For a long time, cancer was identified and treated according to its location (lung, breast, brain, etc.). Since the acceleration of genetic sequencing, medicine has begun to look at the disease from another angle: that of the type of mutations found in tumors. A way to better understand how they appear and how to treat them. The great advances in this field have just been published by the University of Cambridge in the journal Science. By analyzing patients’ tumors, the team was able to identify several factors that lead to the disease.
To do this, the researchers relied on the 100,000 Genomes Project, a large clinical study launched in England that aimed to sequence 100,000 whole genomes, from 85,000 patients affected by cancer or rare diseases. In all, the Cambridge team was able to work on 12,000 cancer patients whose genomes had been completely sequenced.
The genome of cancer cells often has many genetic mutations. However, the sequencing technique allows for a better understanding and analysis of these mutations in order to identify which combinations of mutations can cause specific cancers. A kind of similar pattern that comes up again and again, these “genetic signatures“It allows us to visualize which mutation processes led to the development of the tumor.”This gives us a picture of all the mutations that have contributed to the development of cancer in an individual. With thousands of cancer mutations, we have the unprecedented power to look at the similarities and differences in these patients.“, explains Dr. Andrea Degasperi, from the oncology department at Cambridge University Hospital, the first author of the study.
A palette of 120 reference signatures
Mutations identified in lung cancer when caused by cigarette smoke. Around the circumference of the circle, the numbers X and Y designate the chromosomes in which the mutations have been observed. Photo credit: Serena Nik-Zainal, Cambridge University
The results confirmed many “mutational signatures“, which had already been identified in the past but also to identify much rarer signatures. In trying to find similarities between the results obtained, scientists were able to identify specific signatures according to the patient’s exposure to environmental causes of cancer, such as tobacco or UV exposure.
These signatures also made it possible to identify the causes of cellular dysfunction. In addition, 58 mutational signatures have been identified, the causes of which are not yet known, although they are not yet fully understood. The authors have shown that for each tumor there are a limited number of these specific signatures. In total, 120 reference signatures could be identified. A very full palette that, however, leaves room for less frequent configurations: certain signatures, much rarer, are not frequently found in the population.

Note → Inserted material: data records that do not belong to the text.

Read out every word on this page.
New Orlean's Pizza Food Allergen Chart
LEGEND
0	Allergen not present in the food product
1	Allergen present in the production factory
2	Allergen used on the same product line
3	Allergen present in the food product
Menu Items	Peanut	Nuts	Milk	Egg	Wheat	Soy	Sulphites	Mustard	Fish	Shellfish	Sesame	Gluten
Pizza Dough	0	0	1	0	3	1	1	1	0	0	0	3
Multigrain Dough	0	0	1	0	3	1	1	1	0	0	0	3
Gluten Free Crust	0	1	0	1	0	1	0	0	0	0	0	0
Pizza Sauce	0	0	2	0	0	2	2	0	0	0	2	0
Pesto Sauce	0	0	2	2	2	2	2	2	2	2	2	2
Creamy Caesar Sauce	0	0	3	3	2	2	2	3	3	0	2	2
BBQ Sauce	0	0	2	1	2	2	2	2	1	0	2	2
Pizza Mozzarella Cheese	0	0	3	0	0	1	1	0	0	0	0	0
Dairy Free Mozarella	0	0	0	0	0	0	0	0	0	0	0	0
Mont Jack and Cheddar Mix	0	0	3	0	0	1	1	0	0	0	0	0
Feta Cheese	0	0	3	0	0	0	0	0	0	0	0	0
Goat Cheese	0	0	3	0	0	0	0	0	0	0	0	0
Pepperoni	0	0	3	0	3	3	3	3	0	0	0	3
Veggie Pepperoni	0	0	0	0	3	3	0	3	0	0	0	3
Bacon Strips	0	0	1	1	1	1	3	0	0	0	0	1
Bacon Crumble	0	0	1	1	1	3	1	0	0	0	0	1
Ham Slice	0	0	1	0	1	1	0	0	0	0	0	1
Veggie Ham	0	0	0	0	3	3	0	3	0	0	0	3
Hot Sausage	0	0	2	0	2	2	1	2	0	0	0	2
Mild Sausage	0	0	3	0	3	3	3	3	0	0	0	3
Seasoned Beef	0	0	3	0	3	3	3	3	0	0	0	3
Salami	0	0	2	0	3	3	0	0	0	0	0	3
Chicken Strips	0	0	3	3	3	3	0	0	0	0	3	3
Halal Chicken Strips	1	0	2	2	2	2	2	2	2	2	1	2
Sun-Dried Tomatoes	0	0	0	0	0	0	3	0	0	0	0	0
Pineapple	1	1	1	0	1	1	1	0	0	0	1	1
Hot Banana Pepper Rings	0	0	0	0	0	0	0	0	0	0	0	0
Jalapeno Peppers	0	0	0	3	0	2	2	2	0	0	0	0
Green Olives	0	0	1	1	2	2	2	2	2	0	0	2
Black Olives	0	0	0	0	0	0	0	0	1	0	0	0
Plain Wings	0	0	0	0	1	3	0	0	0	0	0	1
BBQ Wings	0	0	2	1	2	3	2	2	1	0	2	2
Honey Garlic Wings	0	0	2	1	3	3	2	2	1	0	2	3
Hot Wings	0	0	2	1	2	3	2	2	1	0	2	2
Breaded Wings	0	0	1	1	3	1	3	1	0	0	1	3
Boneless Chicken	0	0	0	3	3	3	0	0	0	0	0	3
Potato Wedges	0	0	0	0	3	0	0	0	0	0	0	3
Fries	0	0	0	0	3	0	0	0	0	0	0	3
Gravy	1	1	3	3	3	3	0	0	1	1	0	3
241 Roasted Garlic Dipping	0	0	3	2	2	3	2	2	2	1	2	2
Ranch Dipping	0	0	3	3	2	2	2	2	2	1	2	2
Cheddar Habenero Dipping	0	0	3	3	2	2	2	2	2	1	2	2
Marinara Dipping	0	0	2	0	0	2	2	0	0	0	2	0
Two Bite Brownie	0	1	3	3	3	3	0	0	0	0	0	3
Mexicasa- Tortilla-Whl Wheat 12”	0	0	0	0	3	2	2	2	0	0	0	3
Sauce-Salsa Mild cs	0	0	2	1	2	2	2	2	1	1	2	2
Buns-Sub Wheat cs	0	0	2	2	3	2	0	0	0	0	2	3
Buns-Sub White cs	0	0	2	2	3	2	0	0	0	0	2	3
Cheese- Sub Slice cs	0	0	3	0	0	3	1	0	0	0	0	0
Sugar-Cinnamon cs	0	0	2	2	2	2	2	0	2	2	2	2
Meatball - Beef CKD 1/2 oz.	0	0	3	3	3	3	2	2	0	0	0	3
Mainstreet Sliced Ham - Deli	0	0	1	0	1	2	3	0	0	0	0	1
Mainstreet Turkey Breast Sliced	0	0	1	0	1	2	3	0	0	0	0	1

At the dawn of a new era of treatments
From this research, the health data of the patients allowed to see all the tumors of a population from another angle. “Participation of the National Health Service (NHS, British healthcare system, editor’s note) shows how data can transform the care we provide to patients“Professor Dame Sue Hill, head of the NHS genomics department, described the genomics as”cornerstoneBased on their results, the researchers developed an algorithm called Signaure Fit Multi-Step (FitMS), capable of searching for signatures on new samples of cells extracted from tumors.
First, the program detects frequent, organ-specific signatures. Second, the algorithm is able to tell if there are other rarer signatures in the tumor DNA as well. One truly “crime scene with fingerprints“According to Serena Nik-Zainal of the Department of Oncology at Cambridge University Hospital. These results are a goldmine for imagining new treatments that can accurately target these mutational weaknesses.”Some of the signatures have clinical implications and may lead to the development of treatments. They show certain abnormal characteristics that can be addressed with specific drugs“, explains Dr. Andrea Degasperi. A hope for, in the long term, an innovative treatment for all types of cancer.